Using a Trained Checkpoint

Trained checkpoints are not included in this repository due to size, but are available in the shared Drive folder under checkpoints/, including:

  • resnet18_lstm_best.pth — the best-performing model (binary, recommended for the demo)
  • resnet18_lstm_3class_best.pth — the 3-class extension
  • mobilenetv3_lstm_best.pth, mobilenetv3_framelevel_best.pth, resnet18_lstm_frozen_best.pth — the remaining ablation models from the report

Download the relevant .pth file and place it in streamlit_app/ (or wherever you run app.py from).


Methodology Highlights

A few implementation details worth flagging for anyone reading the code closely, all documented in more depth in the notebook and report:

  • Sequence-consistent augmentation: horizontal flips and color jitter are sampled once per 8-frame sequence and applied identically to every frame, rather than independently per frame — applying independent augmentation would flip a face's orientation mid-clip, which is physically meaningless and would corrupt the temporal signal.
  • Grad-CAM on a CNN+LSTM model: standard Grad-CAM assumes a single image and a single class score. We compute a separate heatmap per frame by backpropagating the sequence-level class score through the LSTM to each frame's CNN feature map independently. This also required disabling cuDNN temporarily, since cuDNN's optimized LSTM kernel restricts backward passes to training mode.
  • Subject-disjoint verification: every data split in this project — the original Kaggle attempt, DAiSEE's stratified subsample, and the 3-class extension — is explicitly checked for zero participant overlap across train/validation/test, rather than assumed.
  • Tie-resolution for the 3-class labels: DAiSEE's four raw ordinal annotation dimensions (Boredom, Engagement, Confusion, Frustration) tie at the maximum score for 20–30% of clips.

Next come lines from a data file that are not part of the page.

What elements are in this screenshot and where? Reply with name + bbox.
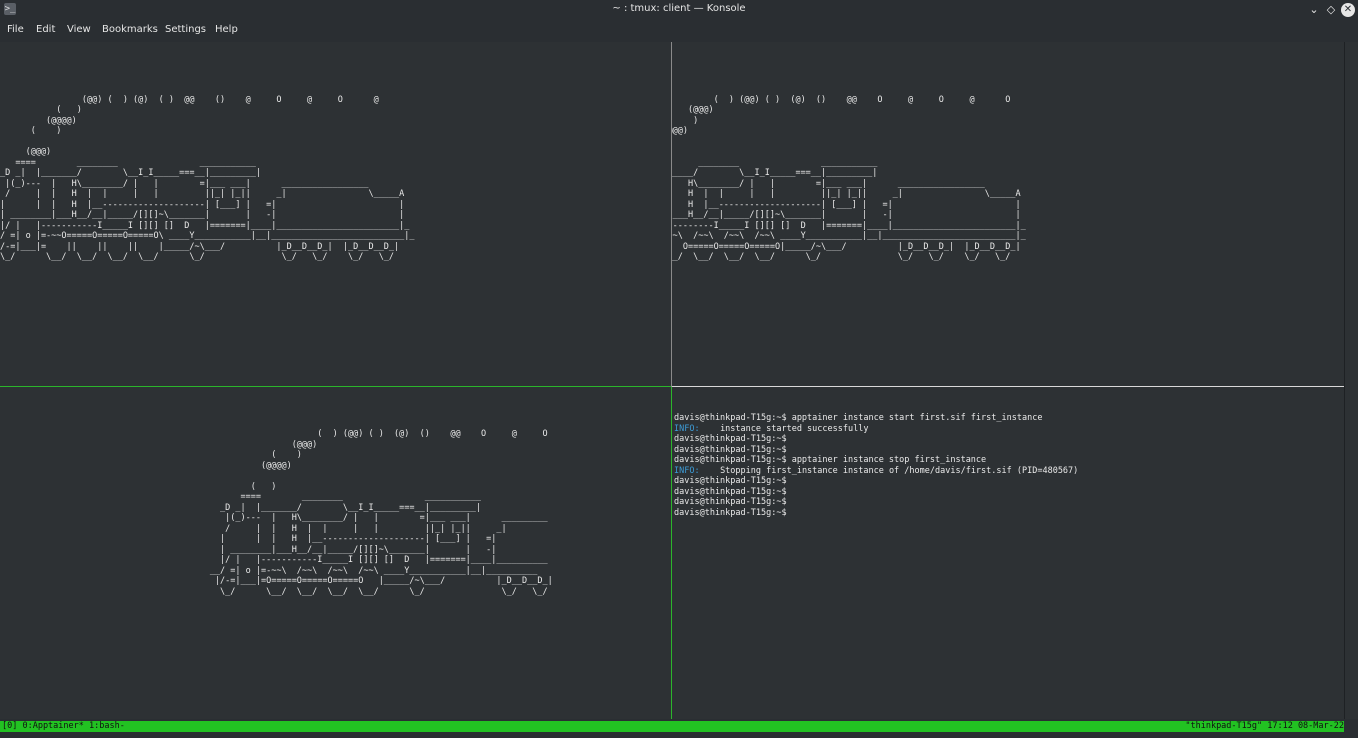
shell-line: INFO: instance started successfully (674, 424, 1342, 435)
shell-text: Stopping first_instance instance of /hom… (699, 465, 1079, 476)
shell-output: davis@thinkpad-T15g:~$ apptainer instanc… (674, 413, 1342, 518)
info-prefix: INFO: (674, 465, 700, 476)
info-prefix: INFO: (674, 423, 700, 434)
pane-divider-horizontal (672, 386, 1344, 387)
pane-top-left[interactable]: (@@) ( ) (@) ( ) @@ () @ O @ O @ ( ) (@@… (0, 42, 670, 386)
tmux-status-bar: [0] 0:Apptainer* 1:bash- "thinkpad-T15g"… (0, 721, 1344, 732)
shell-line: davis@thinkpad-T15g:~$ apptainer instanc… (674, 413, 1342, 424)
sl-train-ascii: ( ) (@@) ( ) (@) () @@ O @ O @ O (@@@) ( (672, 94, 1026, 263)
tmux-window-list[interactable]: [0] 0:Apptainer* 1:bash- (2, 721, 125, 732)
menu-edit[interactable]: Edit (36, 24, 55, 35)
minimize-icon[interactable]: ⌄ (1307, 3, 1321, 17)
window-title: ~ : tmux: client — Konsole (612, 3, 746, 14)
pane-divider-vertical-active (671, 387, 672, 719)
shell-line: davis@thinkpad-T15g:~$ (674, 445, 1342, 456)
shell-text: davis@thinkpad-T15g:~$ (674, 497, 787, 507)
shell-text: davis@thinkpad-T15g:~$ (674, 507, 787, 518)
tmux-status-right: "thinkpad-T15g" 17:12 08-Mar-22 (1185, 721, 1344, 731)
close-icon[interactable]: ✕ (1341, 3, 1355, 17)
sl-train-ascii: ( ) (@@) ( ) (@) () @@ O @ O (@@@) ( ) (… (209, 429, 553, 597)
title-bar: >_ ~ : tmux: client — Konsole ⌄ ◇ ✕ (0, 0, 1358, 20)
pane-divider-horizontal-active (0, 386, 671, 387)
pane-top-right[interactable]: ( ) (@@) ( ) (@) () @@ O @ O @ O (@@@) ( (672, 42, 1344, 386)
shell-line: davis@thinkpad-T15g:~$ (674, 476, 1342, 487)
pane-bottom-left[interactable]: ( ) (@@) ( ) (@) () @@ O @ O (@@@) ( ) (… (0, 387, 670, 719)
pane-bottom-right[interactable]: davis@thinkpad-T15g:~$ apptainer instanc… (674, 392, 1342, 719)
shell-line: INFO: Stopping first_instance instance o… (674, 466, 1342, 477)
shell-line: davis@thinkpad-T15g:~$ (674, 497, 1342, 508)
shell-text: davis@thinkpad-T15g:~$ apptainer instanc… (674, 455, 987, 465)
shell-text: davis@thinkpad-T15g:~$ (674, 486, 787, 497)
menu-file[interactable]: File (7, 24, 24, 35)
shell-line: davis@thinkpad-T15g:~$ (674, 508, 1342, 519)
shell-line: davis@thinkpad-T15g:~$ (674, 487, 1342, 498)
scrollbar[interactable] (1344, 42, 1358, 719)
keep-above-icon[interactable]: ◇ (1324, 3, 1338, 17)
shell-text: davis@thinkpad-T15g:~$ (674, 476, 787, 486)
shell-line: davis@thinkpad-T15g:~$ apptainer instanc… (674, 455, 1342, 466)
shell-text: instance started successfully (699, 423, 869, 434)
menu-bar: File Edit View Bookmarks Settings Help (0, 21, 1358, 41)
menu-view[interactable]: View (67, 24, 91, 35)
shell-text: davis@thinkpad-T15g:~$ (674, 434, 787, 444)
shell-text: davis@thinkpad-T15g:~$ apptainer instanc… (674, 413, 1043, 423)
menu-bookmarks[interactable]: Bookmarks (102, 24, 158, 35)
sl-train-ascii: (@@) ( ) (@) ( ) @@ () @ O @ O @ ( ) (@@… (0, 94, 415, 263)
shell-text: davis@thinkpad-T15g:~$ (674, 444, 787, 455)
menu-settings[interactable]: Settings (165, 24, 206, 35)
shell-line: davis@thinkpad-T15g:~$ (674, 434, 1342, 445)
menu-help[interactable]: Help (215, 24, 238, 35)
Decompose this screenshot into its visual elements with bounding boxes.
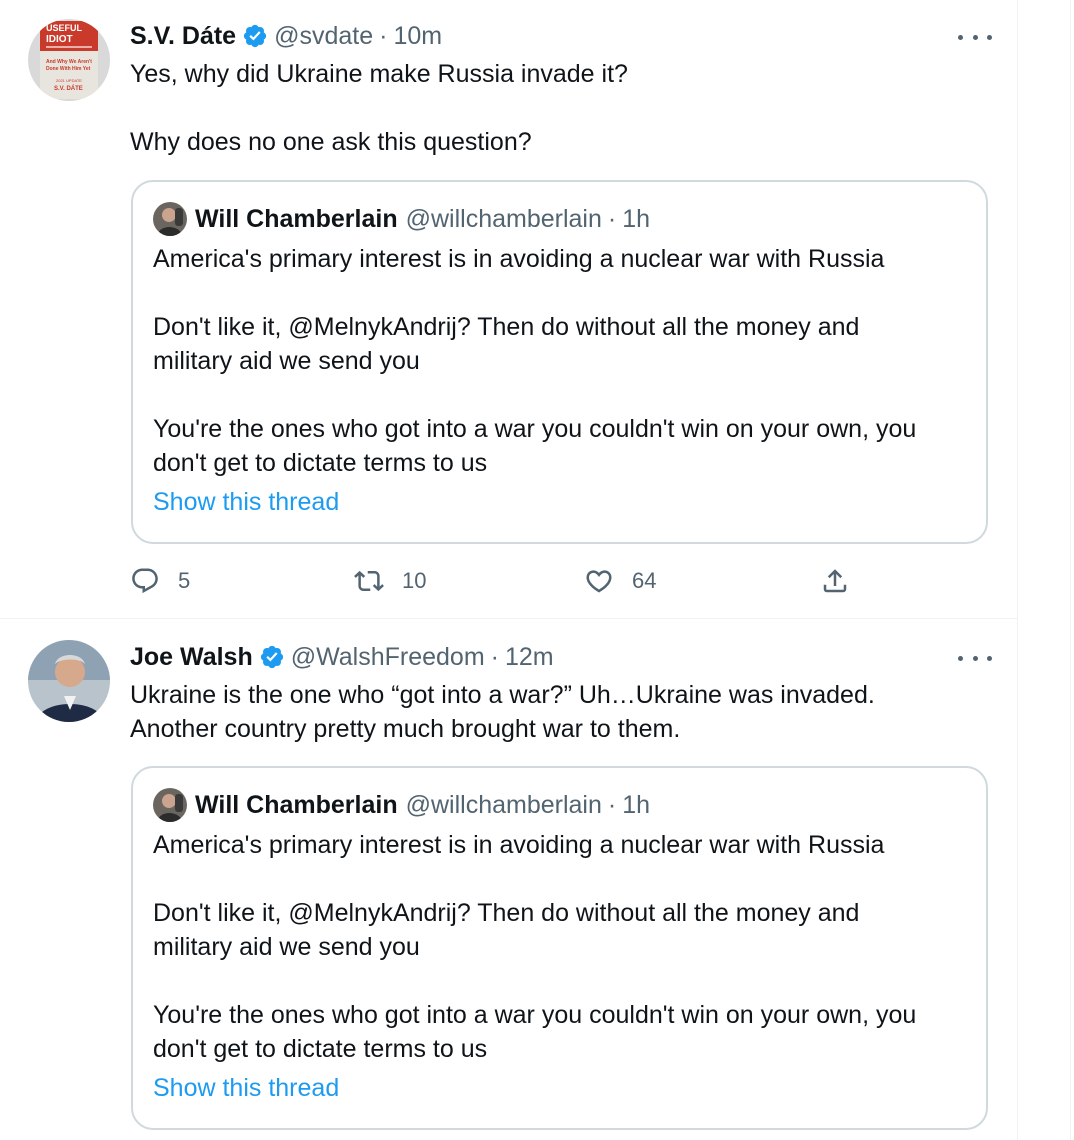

Clips with 3-way/4-way ties (no genuine differentiated signal) are dropped; the common Boredom/Engagement 2-way tie is resolved using the already-validated binary engagement label, not an arbitrary default.

Tech Stack

  • PyTorch / torchvision — model architecture and training
  • h5py — compact storage for extracted frame sequences
  • OpenCV — video frame extraction and Grad-CAM heatmap overlay
  • scikit-learn — evaluation metrics (macro-F1, confusion matrices)
  • Streamlit + streamlit-webrtc — live webcam demo
  • Google Colab (A100 GPU) — training environment

Report

The full written report (16 pages, including 8 figures) is available in report/Student_Engagement_Recognition_Report.docx, covering: Motivation, State of the Art, Objectives, Methodology, Experiments and Results, Discussion, Risk Assessment, Conclusions, and References.


Authors

Rafay Saif (VR546150) Fayyaz Hussain Shah(VR546175) MSc Artificial Intelligence, University of Verona


Acknowledgments

  • DAiSEE: Gupta, A., D'Cunha, A., Awasthi, K., & Balasubramanian, V. (2016). DAiSEE: Towards User Engagement Recognition in the Wild.
  • Grad-CAM: Selvaraju, R. R., et al. (2017). Grad-CAM: Visual Explanations from Deep Networks via Gradient-based Localization.
  • Course: Computer Vision & Deep Learning, Prof. Vittorio Murino & Prof. Francesco Dibitonto, University of Verona.